Google a lancé Lyria 3, son dernier modèle d’intelligence artificielle capable de générer des morceaux de musique originaux. Disponible dès maintenant dans l’application de bureau Gemini (avec un accès mobile bientôt disponible), Lyria 3 permet aux utilisateurs de créer des clips audio haute fidélité de 30 secondes dans divers genres – des simples jingles aux compositions plus complexes – le tout gratuitement.
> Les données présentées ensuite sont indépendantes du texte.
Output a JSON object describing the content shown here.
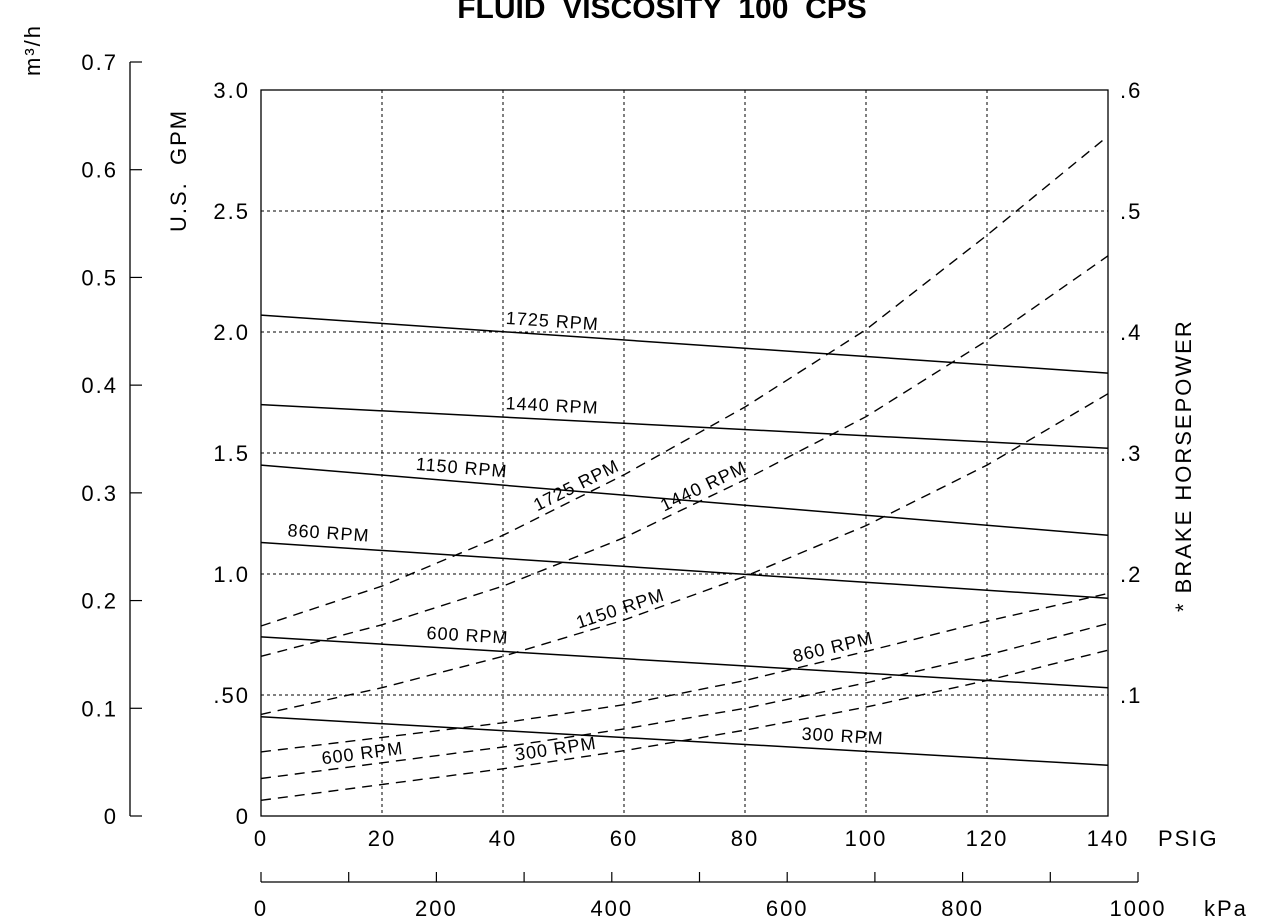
{
  "chart_data": {
    "type": "line",
    "title": "FLUID  VISCOSITY  100  CPS",
    "xlabel": "PSIG",
    "x2label": "kPa",
    "ylabel": "U.S.  GPM",
    "y_outer_label": "m³/h",
    "y2label": "* BRAKE HORSEPOWER",
    "xlim": [
      0,
      140
    ],
    "ylim": [
      0,
      3.0
    ],
    "y2lim": [
      0,
      0.6
    ],
    "kpa_lim": [
      0,
      1000
    ],
    "m3h_lim": [
      0,
      0.7
    ],
    "grid": true,
    "x_ticks": [
      "0",
      "20",
      "40",
      "60",
      "80",
      "100",
      "120",
      "140"
    ],
    "kpa_ticks": [
      "0",
      "200",
      "400",
      "600",
      "800",
      "1000"
    ],
    "y_ticks": [
      "0",
      ".50",
      "1.0",
      "1.5",
      "2.0",
      "2.5",
      "3.0"
    ],
    "y2_ticks": [
      ".1",
      ".2",
      ".3",
      ".4",
      ".5",
      ".6"
    ],
    "m3h_ticks": [
      "0",
      "0.1",
      "0.2",
      "0.3",
      "0.4",
      "0.5",
      "0.6",
      "0.7"
    ],
    "flow_series": [
      {
        "name": "1725 RPM",
        "x": [
          0,
          140
        ],
        "y": [
          2.07,
          1.83
        ]
      },
      {
        "name": "1440 RPM",
        "x": [
          0,
          140
        ],
        "y": [
          1.7,
          1.52
        ]
      },
      {
        "name": "1150 RPM",
        "x": [
          0,
          140
        ],
        "y": [
          1.45,
          1.16
        ]
      },
      {
        "name": "860 RPM",
        "x": [
          0,
          140
        ],
        "y": [
          1.13,
          0.9
        ]
      },
      {
        "name": "600 RPM",
        "x": [
          0,
          140
        ],
        "y": [
          0.74,
          0.53
        ]
      },
      {
        "name": "300 RPM",
        "x": [
          0,
          140
        ],
        "y": [
          0.41,
          0.21
        ]
      }
    ],
    "power_series": [
      {
        "name": "1725 RPM",
        "x": [
          0,
          20,
          40,
          60,
          80,
          100,
          120,
          140
        ],
        "y": [
          0.157,
          0.19,
          0.232,
          0.282,
          0.338,
          0.402,
          0.48,
          0.562
        ]
      },
      {
        "name": "1440 RPM",
        "x": [
          0,
          20,
          40,
          60,
          80,
          100,
          120,
          140
        ],
        "y": [
          0.132,
          0.158,
          0.19,
          0.23,
          0.278,
          0.33,
          0.393,
          0.463
        ]
      },
      {
        "name": "1150 RPM",
        "x": [
          0,
          20,
          40,
          60,
          80,
          100,
          120,
          140
        ],
        "y": [
          0.084,
          0.106,
          0.132,
          0.162,
          0.198,
          0.24,
          0.29,
          0.349
        ]
      },
      {
        "name": "860 RPM",
        "x": [
          0,
          20,
          40,
          60,
          80,
          100,
          120,
          140
        ],
        "y": [
          0.053,
          0.065,
          0.077,
          0.092,
          0.112,
          0.136,
          0.161,
          0.184
        ]
      },
      {
        "name": "600 RPM",
        "x": [
          0,
          20,
          40,
          60,
          80,
          100,
          120,
          140
        ],
        "y": [
          0.031,
          0.044,
          0.057,
          0.072,
          0.089,
          0.11,
          0.133,
          0.159
        ]
      },
      {
        "name": "300 RPM",
        "x": [
          0,
          20,
          40,
          60,
          80,
          100,
          120,
          140
        ],
        "y": [
          0.013,
          0.026,
          0.039,
          0.054,
          0.071,
          0.09,
          0.112,
          0.137
        ]
      }
    ]
  }
}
Comment fonctionne Lyria 3
L’outil fonctionne sur des invites texte, image, audio ou vidéo, permettant aux utilisateurs de dicter le style, la voix et le tempo souhaités. Notamment, Lyria 3 peut désormais générer des paroles de manière indépendante, éliminant ainsi le besoin de texte fourni par l’utilisateur. Le modèle propose également une option de modèle avec des suggestions dynamiques pour les utilisateurs en quête d’inspiration créative. Google a intégré un filigrane SynthID sur toutes les pistes générées pour les identifier clairement comme contenu créé par l’IA.
Limites d’accessibilité et d’utilisation
Lyria 3 est gratuit pour tous les utilisateurs âgés de 18 ans et plus et prend en charge l’anglais, l’allemand, l’espagnol, le français, l’hindi, le japonais, le coréen et le portugais. Google prévoit d’étendre la prise en charge linguistique à l’avenir. Bien qu’un accès gratuit soit disponible, les abonnés à Google AI Plus et AI Ultra bénéficieront de limites d’utilisation plus élevées.
Le débat sur le droit d’auteur
Le lancement de Lyria 3 intervient dans un contexte d’examen minutieux permanent des contenus générés par l’IA et de la législation sur les droits d’auteur. L’industrie de l’IA a été critiquée pour avoir formé des modèles sur de la musique protégée par le droit d’auteur sans autorisation ni compensation, ce qui a entraîné des poursuites judiciaires. Google affirme avoir formé Lyria 3 « consciemment » en gardant à l’esprit les droits d’auteur et les accords de partenariat, mais le débat plus large reste en suspens. La société déclare que le modèle est conçu pour une expression originale plutôt que pour le mimétisme d’un artiste, et fournit un mécanisme de signalement des violations potentielles du droit d’auteur.
Contexte juridique
Cette décision intervient à un moment où les grandes entreprises technologiques font face à des poursuites judiciaires pour l’utilisation de matériel protégé par le droit d’auteur dans la formation en IA. Notamment, Ziff Davis, la société mère de Mashable, a intenté une action en justice contre OpenAI en avril 2025, alléguant une violation du droit d’auteur. Le paysage juridique entourant la génération musicale IA reste incertain, mais Google positionne Lyria 3 comme un outil de création originale dans ces limites.
En substance, Lyria 3 représente une étape importante vers la démocratisation de la création musicale grâce à l’IA, mais son impact dépendra des considérations juridiques et éthiques en cours concernant le droit d’auteur et la propriété intellectuelle.